Furthermore, statistical lexica can be created on the basis of Moses SMT phrase tables, a free system for statistical machine translation.
The statistical lexica have the file extension DIC and are created for a particular language pair. The lexica can only be used in one direction for the other crossMining functions, i.e. only for the language direction selected during creation.
Before you continue using the statistical lexica for the other functions of crossMining, you should test the lexicon creation thoroughly on the basis of your specific data and, if necessary, with professional help in order to ensure the most suitable values and settings for your data.
A certain amount of data (translation units) is necessary for the efficient use of crossMining. The smaller the amount of data available for the calculation of probabilities, the poorer the results will be. Generally, about 10,000 translation units (per language pair) should be provided, though this does not mean that good results cannot be achieved with fewer translation units.
The quality of the results also depends on the respective language or language combination. Languages with a simpler morphological structure, such as English, enable good results even with a relatively small amount of data. In contrast, the satisfactory determination of probabilities for highly inflectional languages like Finnish is only possible from a larger amount of training data. Moreover, the language direction is also important.

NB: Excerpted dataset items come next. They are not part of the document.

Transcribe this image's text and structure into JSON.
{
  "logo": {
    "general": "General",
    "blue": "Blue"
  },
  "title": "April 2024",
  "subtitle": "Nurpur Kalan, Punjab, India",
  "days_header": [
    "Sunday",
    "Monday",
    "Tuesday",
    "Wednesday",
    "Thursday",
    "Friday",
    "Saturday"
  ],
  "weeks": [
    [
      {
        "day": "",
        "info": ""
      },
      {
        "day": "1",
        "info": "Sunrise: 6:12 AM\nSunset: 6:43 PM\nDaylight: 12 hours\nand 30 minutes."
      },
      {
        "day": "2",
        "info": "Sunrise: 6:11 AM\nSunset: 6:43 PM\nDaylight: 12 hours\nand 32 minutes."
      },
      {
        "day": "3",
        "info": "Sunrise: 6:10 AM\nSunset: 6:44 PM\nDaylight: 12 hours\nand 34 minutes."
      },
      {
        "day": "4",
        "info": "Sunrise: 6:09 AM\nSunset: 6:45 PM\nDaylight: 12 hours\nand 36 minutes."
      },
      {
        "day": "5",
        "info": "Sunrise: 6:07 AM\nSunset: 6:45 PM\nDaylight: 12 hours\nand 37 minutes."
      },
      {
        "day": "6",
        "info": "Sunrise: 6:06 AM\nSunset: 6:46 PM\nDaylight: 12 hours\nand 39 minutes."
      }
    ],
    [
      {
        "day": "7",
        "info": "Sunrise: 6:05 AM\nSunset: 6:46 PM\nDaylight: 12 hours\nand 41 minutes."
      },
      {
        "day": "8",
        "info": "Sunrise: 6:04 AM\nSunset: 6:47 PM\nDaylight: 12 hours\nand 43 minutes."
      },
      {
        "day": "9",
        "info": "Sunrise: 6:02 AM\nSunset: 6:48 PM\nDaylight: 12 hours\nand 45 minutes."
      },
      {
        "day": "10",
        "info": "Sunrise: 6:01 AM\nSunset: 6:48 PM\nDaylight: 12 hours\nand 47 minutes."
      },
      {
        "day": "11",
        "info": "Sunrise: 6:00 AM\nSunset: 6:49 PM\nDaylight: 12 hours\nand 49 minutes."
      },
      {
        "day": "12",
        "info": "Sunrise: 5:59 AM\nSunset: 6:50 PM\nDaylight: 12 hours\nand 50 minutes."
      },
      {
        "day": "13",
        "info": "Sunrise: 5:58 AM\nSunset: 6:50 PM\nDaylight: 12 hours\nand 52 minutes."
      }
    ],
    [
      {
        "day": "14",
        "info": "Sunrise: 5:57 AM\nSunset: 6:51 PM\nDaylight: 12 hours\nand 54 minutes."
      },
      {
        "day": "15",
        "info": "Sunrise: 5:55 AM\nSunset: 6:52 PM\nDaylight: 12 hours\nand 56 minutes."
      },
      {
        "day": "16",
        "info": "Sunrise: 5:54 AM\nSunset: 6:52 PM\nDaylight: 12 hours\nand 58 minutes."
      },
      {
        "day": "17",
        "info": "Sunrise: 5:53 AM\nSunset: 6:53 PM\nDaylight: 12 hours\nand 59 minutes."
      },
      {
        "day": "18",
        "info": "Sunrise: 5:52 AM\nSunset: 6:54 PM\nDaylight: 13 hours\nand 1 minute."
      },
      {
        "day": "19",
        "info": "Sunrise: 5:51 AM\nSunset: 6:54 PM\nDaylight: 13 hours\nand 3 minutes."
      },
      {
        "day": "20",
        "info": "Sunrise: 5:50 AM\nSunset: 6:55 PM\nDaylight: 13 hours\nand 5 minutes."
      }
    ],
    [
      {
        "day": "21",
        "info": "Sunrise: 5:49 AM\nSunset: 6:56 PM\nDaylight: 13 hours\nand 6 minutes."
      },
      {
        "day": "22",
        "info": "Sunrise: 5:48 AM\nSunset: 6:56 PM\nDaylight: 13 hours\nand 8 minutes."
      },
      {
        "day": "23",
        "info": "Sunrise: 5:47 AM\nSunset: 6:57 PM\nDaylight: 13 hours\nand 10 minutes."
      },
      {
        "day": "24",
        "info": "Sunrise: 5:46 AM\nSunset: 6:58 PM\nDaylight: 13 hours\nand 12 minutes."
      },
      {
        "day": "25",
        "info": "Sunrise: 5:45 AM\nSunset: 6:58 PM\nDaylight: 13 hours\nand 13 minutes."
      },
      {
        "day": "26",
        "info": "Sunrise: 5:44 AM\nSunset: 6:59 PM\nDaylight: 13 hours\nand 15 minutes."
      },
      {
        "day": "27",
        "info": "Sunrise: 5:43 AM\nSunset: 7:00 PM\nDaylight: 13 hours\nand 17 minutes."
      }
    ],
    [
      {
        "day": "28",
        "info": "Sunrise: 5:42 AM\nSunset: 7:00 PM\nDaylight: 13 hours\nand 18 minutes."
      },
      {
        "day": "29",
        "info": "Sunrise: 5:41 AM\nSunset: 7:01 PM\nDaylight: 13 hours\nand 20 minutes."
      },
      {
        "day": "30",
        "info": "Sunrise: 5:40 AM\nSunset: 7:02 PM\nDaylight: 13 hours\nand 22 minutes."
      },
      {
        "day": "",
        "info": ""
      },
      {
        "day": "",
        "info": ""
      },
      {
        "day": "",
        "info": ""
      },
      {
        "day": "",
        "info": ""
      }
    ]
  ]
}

As the creation of the lexicon is very resource-intensive, it may take some time, depending on the data volume. Therefore, you should only run the lexicon creation at times when the computer has nothing or little else to do.
Of course, it is possible to create statistical lexica as often as necessary. Creating new lexica is recommended especially when the crossTank data have changed substantially, e.g. after importing a large translation memory or upon completion of a major translation project. Some users may want to create lexica at regular intervals, e.g. once a month.